“Stimulus checks” and “DOGE dividends” are words that have been floating around social media and discussion forums in recent weeks, but perhaps less research has been done on the matter than we Americans would like. Well, we already know the stimulus checks, they are payments that help stimulate the economy (they are non-refundable) and were of vital importance for millions of Americans during the coronavirus pandemic.
But the new DOGE dividends, which are talked about so much these days, are a proposal that was made to the Department of Government Efficiency (DOGE), established on January 20, 2025 under the second administration of Donald Trump, led by Elon Musk and Vivek Ramaswamy. The “dividends” idea, floated by James Fishback, CEO of an investment firm, proposes returning 20% of those savings to American taxpayers in the form of $5,000 checks per household.
79 million households would be eligible to receive DOGE dividends
It is estimated that DOGE could save $2 billion in 18 months, if its cuts continue to produce the results that Musk and Trump are carrying out. Of this amount, 20%, equivalent to $400 billion, would be distributed among 79 million tax-paying households, resulting in approximately $5,000 per household.
Trump has shown support for this idea in speeches, suggesting returning 20% of savings to citizens, while Musk has responded positively to the proposal in public interactions, but not much more information has been given to Americans.
Eligibility criteria: Who could receive these stimulus checks?
A key aspect is that the checks would go only to households considered “net payers” of federal income taxes, that is, those who pay more in taxes than they receive in federal benefits.
This excludes most low-income Americans, particularly those who earn less than $40,000 a year, since they generally pay no federal income taxes after deductions and credits.

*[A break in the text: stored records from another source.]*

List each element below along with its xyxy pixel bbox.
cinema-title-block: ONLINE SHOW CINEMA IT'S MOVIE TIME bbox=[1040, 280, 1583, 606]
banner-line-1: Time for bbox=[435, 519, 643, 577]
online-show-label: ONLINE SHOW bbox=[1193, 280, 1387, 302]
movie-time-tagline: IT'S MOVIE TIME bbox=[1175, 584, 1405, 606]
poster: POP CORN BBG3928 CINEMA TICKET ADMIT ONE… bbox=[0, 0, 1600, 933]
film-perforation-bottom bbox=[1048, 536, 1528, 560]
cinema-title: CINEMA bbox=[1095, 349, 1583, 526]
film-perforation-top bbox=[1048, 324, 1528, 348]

For example, households in the bottom 40% of income typically have a negative effective tax rate (-10.3%), meaning they receive more in refundable credits than they pay.

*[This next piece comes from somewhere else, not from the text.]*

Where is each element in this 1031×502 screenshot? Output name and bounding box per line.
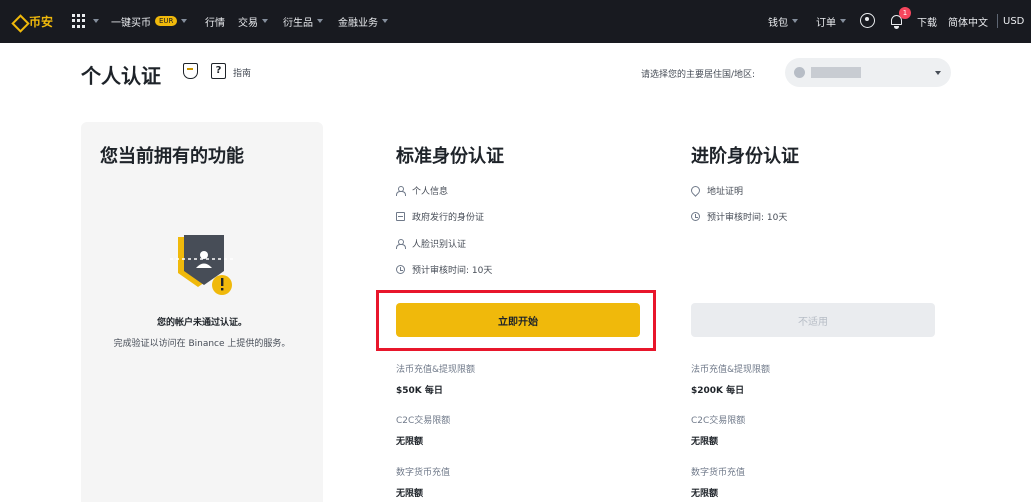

In contrast, households in the top 60%, with incomes generally above $47,000, would be the most likely to qualify. Fishback argues that this restriction helps reduce the risk of inflation, as low-income households tend to spend more.
The DOGE Dividends could actually be smaller
As we have said, this potential stimulus payment program could be compared to the checks sent during the first administration of Donald Trump and part of the government of Joe Biden, during the period of the coronavirus pandemic. Other specialists have drawn a parallel with Alaska’s Permanent Fund Dividend program, which distributes profits from oil exploitation among the state’s permanent residents.
Now, if the savings achieved by Musk’s DOGE are as planned, the check should be about $5,000 per family, but if they are less, some calculations say that only about $1,250 or $2,500 could be distributed per eligible family.
Figures like Senator Josh Hawley support the concept, but prefer to direct savings to a Child Tax Credit, while others, such as Senator Ted Cruz, seek more details. House Speaker Mike Johnson has expressed skepticism, reflecting concerns about fiscal responsibility.